TO SIR W. THISELTON-DYER

Pen-y-bryn, St. Peter's Road, Croydon. January 7, 1881.

Dear Mr. Thiselton-Dyer,—If I had had your lecture before me when writing the last chapters of my book I should certainly have quoted you in support of the view of the northern origin of the Southern flora by migration along existing continents. On reading it again I am surprised to find how often you refer to this; but when I read it on its first appearance I did not pay special attention to this point except to note that your views agreed more closely with those I had advanced, derived from the distribution of animals, than those of any previous writer on botanical distribution. When, at a much later period, on coming to the end of my work, I determined to give a chapter to the New Zealand flora in order to see how far the geological and physical relations between New Zealand and Australia would throw light on its origin, I went for my facts to the works of Sir Joseph Hooker and Mr. Bentham, and also to your article in the "Encyclopædia Britannica," and worked out my conclusions solely from these, and from the few facts referring to the migration of plants which I had collected. Had I referred again to your lecture I should certainly have quoted the cases you give (in a note, p. 431) of plants extending along the Andes from California to Peru and Chile, and vice versa. Whatever identity there is in our views was therefore arrived at independently, and it was an oversight on my part not referring to your views, partly due to your not having made them a more prominent feature of your very interesting and instructive lecture. Working as I do at home, I am obliged to get my facts from the few books I can get together; and I only attempted to deal with these great botanical questions because the facts seemed sufficiently broad and definite not to be much affected by errors of detail or recent additions to our [pg 035] knowledge, and because the view which I took of the past changes in Australia and New Zealand seemed calculated to throw so much light upon them. Without such splendid summaries of the relations of the Southern floras as are given in Sir J. Hooker's Introductions, I should not have touched the subject at all; and I venture to hope that you or some of your colleagues will give us other such summaries, brought down to the present date, of other important floras—as, for example, those of South Africa and South Temperate America.

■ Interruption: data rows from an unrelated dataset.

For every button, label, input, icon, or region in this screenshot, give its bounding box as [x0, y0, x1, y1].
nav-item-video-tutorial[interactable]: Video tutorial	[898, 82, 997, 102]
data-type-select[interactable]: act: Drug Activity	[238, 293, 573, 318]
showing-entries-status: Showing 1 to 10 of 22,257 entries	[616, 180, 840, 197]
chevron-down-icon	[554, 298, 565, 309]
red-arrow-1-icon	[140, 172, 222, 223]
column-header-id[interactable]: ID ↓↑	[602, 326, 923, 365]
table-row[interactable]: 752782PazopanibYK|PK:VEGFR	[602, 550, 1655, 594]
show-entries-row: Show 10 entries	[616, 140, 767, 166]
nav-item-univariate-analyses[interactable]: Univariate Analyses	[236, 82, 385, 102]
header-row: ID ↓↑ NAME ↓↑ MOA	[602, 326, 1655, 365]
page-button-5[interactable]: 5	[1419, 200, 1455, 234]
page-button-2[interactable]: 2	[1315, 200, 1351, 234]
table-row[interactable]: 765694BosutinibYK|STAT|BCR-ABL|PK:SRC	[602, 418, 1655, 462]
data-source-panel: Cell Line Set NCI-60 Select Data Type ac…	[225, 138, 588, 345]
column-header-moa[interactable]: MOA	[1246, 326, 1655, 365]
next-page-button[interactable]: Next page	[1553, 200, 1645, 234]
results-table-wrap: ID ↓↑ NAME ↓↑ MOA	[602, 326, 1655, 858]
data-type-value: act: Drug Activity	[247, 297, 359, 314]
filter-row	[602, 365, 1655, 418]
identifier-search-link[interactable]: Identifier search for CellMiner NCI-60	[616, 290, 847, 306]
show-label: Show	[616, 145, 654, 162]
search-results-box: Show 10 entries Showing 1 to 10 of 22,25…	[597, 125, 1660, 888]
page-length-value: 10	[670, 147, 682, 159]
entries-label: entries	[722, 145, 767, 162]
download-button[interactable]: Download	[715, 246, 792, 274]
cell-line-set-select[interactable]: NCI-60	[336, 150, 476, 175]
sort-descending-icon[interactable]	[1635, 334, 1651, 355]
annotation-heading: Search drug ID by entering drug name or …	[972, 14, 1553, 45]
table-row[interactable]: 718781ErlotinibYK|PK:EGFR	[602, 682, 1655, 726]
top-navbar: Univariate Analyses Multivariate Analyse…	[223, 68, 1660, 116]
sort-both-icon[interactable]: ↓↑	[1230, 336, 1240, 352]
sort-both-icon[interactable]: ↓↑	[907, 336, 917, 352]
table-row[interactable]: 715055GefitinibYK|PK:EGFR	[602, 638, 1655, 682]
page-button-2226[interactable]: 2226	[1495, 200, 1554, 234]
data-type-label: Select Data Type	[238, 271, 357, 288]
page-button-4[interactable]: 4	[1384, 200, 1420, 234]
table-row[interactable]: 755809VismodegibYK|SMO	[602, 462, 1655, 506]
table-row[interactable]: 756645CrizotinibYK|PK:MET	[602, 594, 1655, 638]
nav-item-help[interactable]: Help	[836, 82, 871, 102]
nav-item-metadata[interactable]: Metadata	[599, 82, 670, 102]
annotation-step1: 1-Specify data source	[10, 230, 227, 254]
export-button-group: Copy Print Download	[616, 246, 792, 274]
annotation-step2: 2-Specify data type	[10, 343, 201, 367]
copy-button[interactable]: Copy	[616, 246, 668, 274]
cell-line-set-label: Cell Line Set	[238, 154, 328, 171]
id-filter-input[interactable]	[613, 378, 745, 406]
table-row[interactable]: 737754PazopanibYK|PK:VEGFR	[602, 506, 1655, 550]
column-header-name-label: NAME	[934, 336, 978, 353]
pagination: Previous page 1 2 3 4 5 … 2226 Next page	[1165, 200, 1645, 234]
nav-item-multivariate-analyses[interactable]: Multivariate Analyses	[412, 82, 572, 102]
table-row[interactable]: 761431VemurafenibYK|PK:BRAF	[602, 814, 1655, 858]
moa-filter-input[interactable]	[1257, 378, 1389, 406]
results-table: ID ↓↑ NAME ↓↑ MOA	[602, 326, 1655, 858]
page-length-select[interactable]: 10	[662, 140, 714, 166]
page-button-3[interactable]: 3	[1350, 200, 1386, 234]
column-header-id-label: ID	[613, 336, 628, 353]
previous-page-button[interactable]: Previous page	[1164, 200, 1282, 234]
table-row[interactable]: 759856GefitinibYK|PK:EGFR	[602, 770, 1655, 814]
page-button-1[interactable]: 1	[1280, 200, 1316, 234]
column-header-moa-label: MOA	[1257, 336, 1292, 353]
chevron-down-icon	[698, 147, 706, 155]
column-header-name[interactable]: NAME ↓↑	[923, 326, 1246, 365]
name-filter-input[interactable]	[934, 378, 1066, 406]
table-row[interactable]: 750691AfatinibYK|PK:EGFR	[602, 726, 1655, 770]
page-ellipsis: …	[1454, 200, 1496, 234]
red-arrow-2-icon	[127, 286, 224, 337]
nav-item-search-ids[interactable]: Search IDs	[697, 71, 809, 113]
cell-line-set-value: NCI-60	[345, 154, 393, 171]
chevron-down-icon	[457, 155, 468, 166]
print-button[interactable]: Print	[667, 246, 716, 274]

Many thanks for additional peculiar British plants. When I hear what Mr. Mitten has to say about the mosses, etc., I should like to send a corrected list to Nature, which I shall ask you to be so good as to give a final look over.—Believe me yours very faithfully,

ALFRED R. WALLACE.

P.S.—Mr. Darwin strongly objects to my view of the migration of plants along mountain-ranges, rather than along lowlands during cold periods. This latter view seems to me as difficult and inadequate as mine does to him.—A.R.W.